In the light of the energy crisis, we believe that there should now be some greater awareness and appetite in ECA policy allowing some of these organisations to support gas projects in the very near future. We have also noticed that some ECAs differ in the stringency of their sourcing requirements with some very strict while others less. This is an important consideration in the light of the contractors with whom we wish to work.
Overall, ECAs and multilaterals will likely remain a key source of funding for the frontier/developing regions that we primarily focus on in geographies such as Iraq.
TXF: Is OECD Consensus reform needed/helpful?

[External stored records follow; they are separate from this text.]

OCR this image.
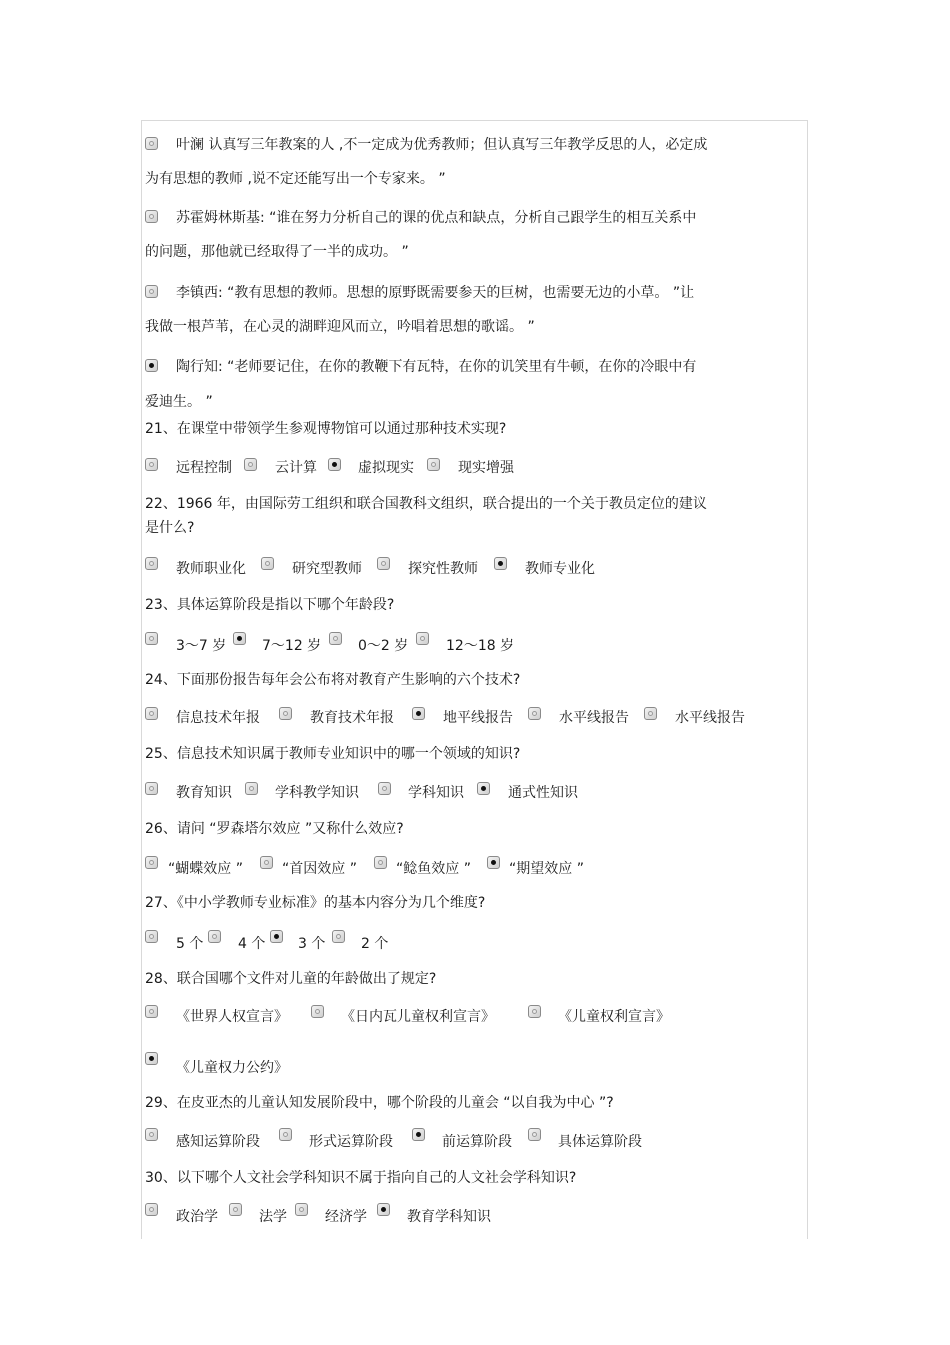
叶澜 认真写三年教案的人 ,不一定成为优秀教师；但认真写三年教学反思的人，必定成
为有思想的教师 ,说不定还能写出一个专家来。 ”
苏霍姆林斯基: “谁在努力分析自己的课的优点和缺点，分析自己跟学生的相互关系中
的问题，那他就已经取得了一半的成功。 ”
李镇西: “教有思想的教师。思想的原野既需要参天的巨树，也需要无边的小草。 ”让
我做一根芦苇，在心灵的湖畔迎风而立，吟唱着思想的歌谣。 ”
陶行知: “老师要记住，在你的教鞭下有瓦特，在你的讥笑里有牛顿，在你的冷眼中有
爱迪生。 ”
21、在课堂中带领学生参观博物馆可以通过那种技术实现?
远程控制	云计算	虚拟现实	现实增强
22、1966 年，由国际劳工组织和联合国教科文组织，联合提出的一个关于教员定位的建议
是什么?
教师职业化	研究型教师	探究性教师	教师专业化
23、具体运算阶段是指以下哪个年龄段?
3～7 岁	7～12 岁	0～2 岁	12～18 岁
24、下面那份报告每年会公布将对教育产生影响的六个技术?
信息技术年报	教育技术年报	地平线报告	水平线报告	水平线报告
25、信息技术知识属于教师专业知识中的哪一个领域的知识?
教育知识	学科教学知识	学科知识	通式性知识
26、请问 “罗森塔尔效应 ”又称什么效应?
“蝴蝶效应 ”	“首因效应 ”	“鲶鱼效应 ”	“期望效应 ”
27、《中小学教师专业标准》的基本内容分为几个维度?
5 个 4 个 3 个	2 个
28、联合国哪个文件对儿童的年龄做出了规定?
《世界人权宣言》	《日内瓦儿童权利宣言》	《儿童权利宣言》
《儿童权力公约》
29、在皮亚杰的儿童认知发展阶段中，哪个阶段的儿童会 “以自我为中心 ”?
感知运算阶段	形式运算阶段	前运算阶段	具体运算阶段
30、以下哪个人文社会学科知识不属于指向自己的人文社会学科知识?
政治学	法学	经济学	教育学科知识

NA: Some ECAs have a blanket ‘zero investment’ policy towards projects that may have a gas component. This is not helpful. We think every case should be judged on its wider merits given that gas is a recognised transition fuel. We do think we have a strong case to present that gas meets most countries’ CRO (Climate Resilience Office) needs and their strategic objectives in terms of their longer-term vision of supporting economic growth. We would recommend a greater degree of openness in terms of consensus requirements and a willingness to think outside the box.
TXF: Is your funding/financing mix likely to change?
NA: Given the lack of recent support by many multilaterals/ECAs/international banks for oil & gas financing, more and more companies in our sector have turned to equity and capital markets as their main sources of funding.
MENA banks in general remain open to funding oil & gas projects but often lack the expertise for more complex structured solutions. We would expect that capital markets (despite the higher interest/yield versus loan markets) will keep growing in significance for us as well to the detriment of the loan markets.
TXF: How has the Sukuk market been responding to recent events globally – are you working on any Sukuk financings? Do you use any form of insurance/guarantees in the Islamic markets?
NA: We are currently not active in the Sukuk markets and do not have insurance/guarantees in place in the Islamic market. Sukuk investors tend to primarily focus on investment grade/developed country issuers and currently there is significant unmet appetite in this segment of the market. Thus, investment grade issuers that qualify to issue Sukuks could likely achieve a slightly better pricing by issuing such an instrument relative to issuing a bond.